Passons sur la mythologie de la « victoire divine » de la guerre de Juillet 2006, qui sera fêtée le 14 août comme l'a annoncée Hassan Nasrallah il y a quelques jours, où le Hezbollah a donné à Israël une occasion en or pour bombarder le Liban pendant 33 jours, ce qui nous a coûté près de 1 200 civils tués, 1 million de déplacés et plus de 10 milliards de dollars de dégâts matériels et de pertes économiques, soit l'équivalent de près de 50% de notre PIB de l'époque (moins de 200 morts et 4% du PIB côté israélien). Le contraste des chiffres parlant de lui-même, que Dieu nous préserve d'une « défaite divine ».

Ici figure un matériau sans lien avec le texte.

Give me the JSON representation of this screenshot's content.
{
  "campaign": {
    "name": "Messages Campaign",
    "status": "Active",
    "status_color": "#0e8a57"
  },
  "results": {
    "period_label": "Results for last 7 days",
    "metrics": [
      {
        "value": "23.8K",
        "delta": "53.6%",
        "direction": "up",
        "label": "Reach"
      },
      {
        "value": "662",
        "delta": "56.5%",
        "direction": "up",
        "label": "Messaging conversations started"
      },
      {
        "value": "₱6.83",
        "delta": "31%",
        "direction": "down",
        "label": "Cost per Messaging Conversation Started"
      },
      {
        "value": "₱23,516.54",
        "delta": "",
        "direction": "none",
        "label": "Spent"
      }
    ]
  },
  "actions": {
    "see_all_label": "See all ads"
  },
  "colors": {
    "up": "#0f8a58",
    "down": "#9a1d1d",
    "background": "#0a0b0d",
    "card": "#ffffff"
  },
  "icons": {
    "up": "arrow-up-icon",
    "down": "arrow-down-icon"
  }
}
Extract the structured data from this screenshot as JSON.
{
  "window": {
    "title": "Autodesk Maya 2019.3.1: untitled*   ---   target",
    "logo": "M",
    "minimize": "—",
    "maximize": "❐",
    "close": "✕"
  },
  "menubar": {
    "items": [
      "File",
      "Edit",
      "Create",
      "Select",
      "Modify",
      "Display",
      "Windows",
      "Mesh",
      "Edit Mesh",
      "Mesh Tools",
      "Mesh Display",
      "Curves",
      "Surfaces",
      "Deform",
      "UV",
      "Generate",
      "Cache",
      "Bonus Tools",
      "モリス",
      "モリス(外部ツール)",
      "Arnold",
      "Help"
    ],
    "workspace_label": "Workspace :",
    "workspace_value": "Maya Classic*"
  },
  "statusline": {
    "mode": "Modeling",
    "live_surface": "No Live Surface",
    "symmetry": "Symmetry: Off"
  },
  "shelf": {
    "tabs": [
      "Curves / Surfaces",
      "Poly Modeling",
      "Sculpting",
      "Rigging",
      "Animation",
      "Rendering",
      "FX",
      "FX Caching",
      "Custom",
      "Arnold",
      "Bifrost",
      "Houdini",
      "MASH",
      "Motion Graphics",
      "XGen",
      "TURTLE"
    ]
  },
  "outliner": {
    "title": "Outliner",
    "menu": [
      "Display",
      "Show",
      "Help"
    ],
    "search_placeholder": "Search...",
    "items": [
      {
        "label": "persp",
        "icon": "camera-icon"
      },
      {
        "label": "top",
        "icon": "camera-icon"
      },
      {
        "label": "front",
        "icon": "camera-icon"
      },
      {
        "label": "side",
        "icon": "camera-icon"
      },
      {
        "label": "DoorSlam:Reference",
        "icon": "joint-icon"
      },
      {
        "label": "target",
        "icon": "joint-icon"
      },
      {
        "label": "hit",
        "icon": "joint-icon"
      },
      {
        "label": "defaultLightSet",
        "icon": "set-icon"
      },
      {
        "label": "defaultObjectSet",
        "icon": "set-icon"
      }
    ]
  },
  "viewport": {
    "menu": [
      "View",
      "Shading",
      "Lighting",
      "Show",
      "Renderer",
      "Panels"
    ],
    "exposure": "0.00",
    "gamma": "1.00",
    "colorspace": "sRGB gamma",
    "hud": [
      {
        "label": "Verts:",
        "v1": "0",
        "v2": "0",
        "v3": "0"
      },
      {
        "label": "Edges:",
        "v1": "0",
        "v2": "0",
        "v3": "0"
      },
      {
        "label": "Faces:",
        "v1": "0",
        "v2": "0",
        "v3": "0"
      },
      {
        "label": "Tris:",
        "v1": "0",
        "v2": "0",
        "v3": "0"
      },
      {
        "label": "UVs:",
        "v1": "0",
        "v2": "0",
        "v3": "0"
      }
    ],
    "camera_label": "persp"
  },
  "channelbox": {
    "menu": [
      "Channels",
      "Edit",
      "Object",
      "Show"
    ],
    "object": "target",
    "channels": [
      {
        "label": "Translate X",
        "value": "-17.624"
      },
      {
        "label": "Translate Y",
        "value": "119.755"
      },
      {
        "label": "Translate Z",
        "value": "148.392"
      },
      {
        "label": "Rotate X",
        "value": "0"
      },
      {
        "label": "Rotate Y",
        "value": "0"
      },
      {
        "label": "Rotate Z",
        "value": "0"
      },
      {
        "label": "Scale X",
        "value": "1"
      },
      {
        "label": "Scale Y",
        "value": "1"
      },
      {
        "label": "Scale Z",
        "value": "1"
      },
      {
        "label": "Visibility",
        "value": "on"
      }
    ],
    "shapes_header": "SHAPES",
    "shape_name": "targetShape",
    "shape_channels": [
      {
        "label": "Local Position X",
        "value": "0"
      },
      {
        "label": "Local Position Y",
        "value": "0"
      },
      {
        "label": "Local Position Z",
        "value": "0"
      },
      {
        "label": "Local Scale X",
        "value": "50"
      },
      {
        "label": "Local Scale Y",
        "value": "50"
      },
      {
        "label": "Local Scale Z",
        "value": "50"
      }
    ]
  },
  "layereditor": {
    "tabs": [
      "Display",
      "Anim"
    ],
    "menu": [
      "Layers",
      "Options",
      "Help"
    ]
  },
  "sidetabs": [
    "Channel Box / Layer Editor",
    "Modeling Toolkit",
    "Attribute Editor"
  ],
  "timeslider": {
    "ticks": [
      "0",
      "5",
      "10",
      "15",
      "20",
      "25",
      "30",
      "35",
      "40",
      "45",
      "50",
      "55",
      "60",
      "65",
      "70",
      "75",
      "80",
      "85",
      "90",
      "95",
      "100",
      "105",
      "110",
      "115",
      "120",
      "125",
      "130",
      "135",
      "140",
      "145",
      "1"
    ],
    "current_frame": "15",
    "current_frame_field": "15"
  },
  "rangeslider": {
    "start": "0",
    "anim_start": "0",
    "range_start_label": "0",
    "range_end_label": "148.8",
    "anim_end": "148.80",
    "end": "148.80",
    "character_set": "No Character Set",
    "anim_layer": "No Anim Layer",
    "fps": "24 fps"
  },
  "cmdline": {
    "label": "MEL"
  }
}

Depuis mars 2011, le Hezbollah s'est impliqué progressivement et massivement dans la guerre civile syrienne. Il est passé de la stratégie de « je ne suis pas impliqué en Syrie », à celles de « je suis peu impliqué », « je défend les chiites libanais installés de l'autre côté de la frontière », « je combats les takfiristes en Syrie », « j'empêche les jihadistes de venir perturber la vie nocturne à Mar Mikheal et à Jounieh », et enfin à celle de « je défends le Liban et les Libanais du projet américano-sioniste ».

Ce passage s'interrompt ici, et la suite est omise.